Father Sal cleared his throat and hummed along to the hymnal that came from the two speakers above the entrances to the back of the church.
“Because of His mercy, my son.”
“Because of his mercy,” the man said. Because of his god-damned mercy, he thought.
“Yes. His mercy is giving all of us a chance to win souls. He allows tragedies to happen because of His mercy, my son.
“Because of his mercy.” He could not believe the foolishness Father Sal was saying.
“Yes our God—”
“Your God, Father!”
The women looked up and the boy halted and turned his head toward the booth, and seconds later he continued flying his plane.

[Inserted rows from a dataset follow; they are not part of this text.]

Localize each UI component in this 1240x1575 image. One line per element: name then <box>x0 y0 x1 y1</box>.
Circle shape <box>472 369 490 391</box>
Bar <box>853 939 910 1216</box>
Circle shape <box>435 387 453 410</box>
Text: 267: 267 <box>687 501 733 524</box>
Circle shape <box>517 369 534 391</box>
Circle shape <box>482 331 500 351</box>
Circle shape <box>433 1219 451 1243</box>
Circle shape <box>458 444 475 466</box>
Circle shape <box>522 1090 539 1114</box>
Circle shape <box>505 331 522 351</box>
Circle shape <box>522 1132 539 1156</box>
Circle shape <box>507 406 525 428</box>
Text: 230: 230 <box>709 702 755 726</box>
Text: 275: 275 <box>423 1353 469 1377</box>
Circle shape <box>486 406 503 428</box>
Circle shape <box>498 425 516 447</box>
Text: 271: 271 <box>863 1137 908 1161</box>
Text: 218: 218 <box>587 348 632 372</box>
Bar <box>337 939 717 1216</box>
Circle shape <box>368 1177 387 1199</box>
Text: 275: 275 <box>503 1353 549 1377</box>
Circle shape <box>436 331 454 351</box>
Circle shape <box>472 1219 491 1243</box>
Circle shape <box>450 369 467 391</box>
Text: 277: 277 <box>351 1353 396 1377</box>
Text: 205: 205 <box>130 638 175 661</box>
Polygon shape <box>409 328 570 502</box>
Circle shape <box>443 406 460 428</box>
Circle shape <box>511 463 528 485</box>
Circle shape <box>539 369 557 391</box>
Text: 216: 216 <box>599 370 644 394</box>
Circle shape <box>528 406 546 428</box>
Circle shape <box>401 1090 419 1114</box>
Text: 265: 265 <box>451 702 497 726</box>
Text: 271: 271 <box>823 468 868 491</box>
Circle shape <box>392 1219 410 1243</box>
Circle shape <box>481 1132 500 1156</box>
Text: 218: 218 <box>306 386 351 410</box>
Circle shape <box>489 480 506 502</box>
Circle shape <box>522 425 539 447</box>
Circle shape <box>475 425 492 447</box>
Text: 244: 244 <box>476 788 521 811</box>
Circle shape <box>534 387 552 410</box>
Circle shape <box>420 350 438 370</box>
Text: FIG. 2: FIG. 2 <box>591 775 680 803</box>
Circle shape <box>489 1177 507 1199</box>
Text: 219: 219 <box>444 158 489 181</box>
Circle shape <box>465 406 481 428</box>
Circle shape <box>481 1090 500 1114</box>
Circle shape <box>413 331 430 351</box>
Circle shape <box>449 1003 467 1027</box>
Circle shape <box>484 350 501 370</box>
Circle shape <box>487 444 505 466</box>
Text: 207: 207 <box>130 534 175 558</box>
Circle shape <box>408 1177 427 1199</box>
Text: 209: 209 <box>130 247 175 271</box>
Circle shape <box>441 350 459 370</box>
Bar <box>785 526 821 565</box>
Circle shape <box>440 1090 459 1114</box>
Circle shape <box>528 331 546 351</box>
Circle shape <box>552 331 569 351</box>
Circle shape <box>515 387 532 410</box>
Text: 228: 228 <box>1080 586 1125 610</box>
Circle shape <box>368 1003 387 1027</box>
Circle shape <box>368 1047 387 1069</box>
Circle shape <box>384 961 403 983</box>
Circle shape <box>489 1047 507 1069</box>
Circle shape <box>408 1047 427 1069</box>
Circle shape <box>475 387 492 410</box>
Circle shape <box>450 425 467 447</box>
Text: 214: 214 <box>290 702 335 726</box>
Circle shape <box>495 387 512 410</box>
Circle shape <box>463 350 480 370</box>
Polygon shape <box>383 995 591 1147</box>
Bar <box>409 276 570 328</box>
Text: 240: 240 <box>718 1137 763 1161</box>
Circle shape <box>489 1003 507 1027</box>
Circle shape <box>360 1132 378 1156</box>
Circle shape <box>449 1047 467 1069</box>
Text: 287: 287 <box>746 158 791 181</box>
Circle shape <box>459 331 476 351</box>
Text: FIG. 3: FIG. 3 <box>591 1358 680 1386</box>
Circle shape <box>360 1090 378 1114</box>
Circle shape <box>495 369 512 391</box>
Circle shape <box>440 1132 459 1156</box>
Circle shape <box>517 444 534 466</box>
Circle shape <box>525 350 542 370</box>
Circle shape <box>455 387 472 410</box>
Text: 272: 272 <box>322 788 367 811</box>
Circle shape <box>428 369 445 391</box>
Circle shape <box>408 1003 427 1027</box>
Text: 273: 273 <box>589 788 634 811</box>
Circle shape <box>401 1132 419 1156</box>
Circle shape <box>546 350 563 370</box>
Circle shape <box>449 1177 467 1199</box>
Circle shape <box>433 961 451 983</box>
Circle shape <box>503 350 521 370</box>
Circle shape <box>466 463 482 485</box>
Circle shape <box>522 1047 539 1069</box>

“Keep your voice low,” Father Sal said. “Yes God is concerned about the bombings, and yes God is concerned about the killings, and yes God is concerned about the madness that continues to fill this wicked world.”
“He couldn’t spare my wife?”
“Do you watch the news, Father?”
“Yes, my son.”
“The rape that happened last week to the woman on Cadiz Street….”
The man kneeled and wept, a string of snot hanging from his left nostril. He felt an immediate pain in his stomach. His head throbbed and his feet ached.
“My son, listen. He lets these things happen so we have hopes of winning at least one soul.”
“Father, I still don’t understand.”
“If God was to end the world today—listen to me closely—do you have any idea how many people would open their eyes in a burning hell?”
“How many, Father?”
“Too many. Millions. God must get the glory.”
The man said nothing. He did not know where his wife was, but there was no reason for her to further suffer in a burning hell, he thought.
“Hell, heaven, purgatory—doesn’t matter,” the man said. “They are all just words, Father.”
“My God.” Father Sal looked toward the man, his eyebrows downward. “At the end of the day, at the end of our lives, we have to give an account to God.”
The man stood and slid open the door.
“My son? My son? Read 1 Timothy 4:33. Meditate on that.”
“There’s nothing left to mediate on. There’s nothing left to think about. There’s nothing to believe in. There’s nothing you can do to save the lost and confused people who come in here and speak to air and scented candles. There is absolutely nothing to live for. I’m a mistake. You’re probably a mistake, too. The people who made us were mistakes, too, I bet. We’re all a bunch of mistakes deteriorating until it’s time for us to go poof. Sayonara. Dust. Rubble. Scum. Finito.”
The man walked out of the booth, slapped the airplane out of the boy’s hand, and walked out of the cathedral. He lit a cigarette, inhaled long and hard, choked a bit, exhaled, and began his long, strenuous walk home, a home in which he’d have to suffer without a wife all because of mercy, or simply unnecessary violence.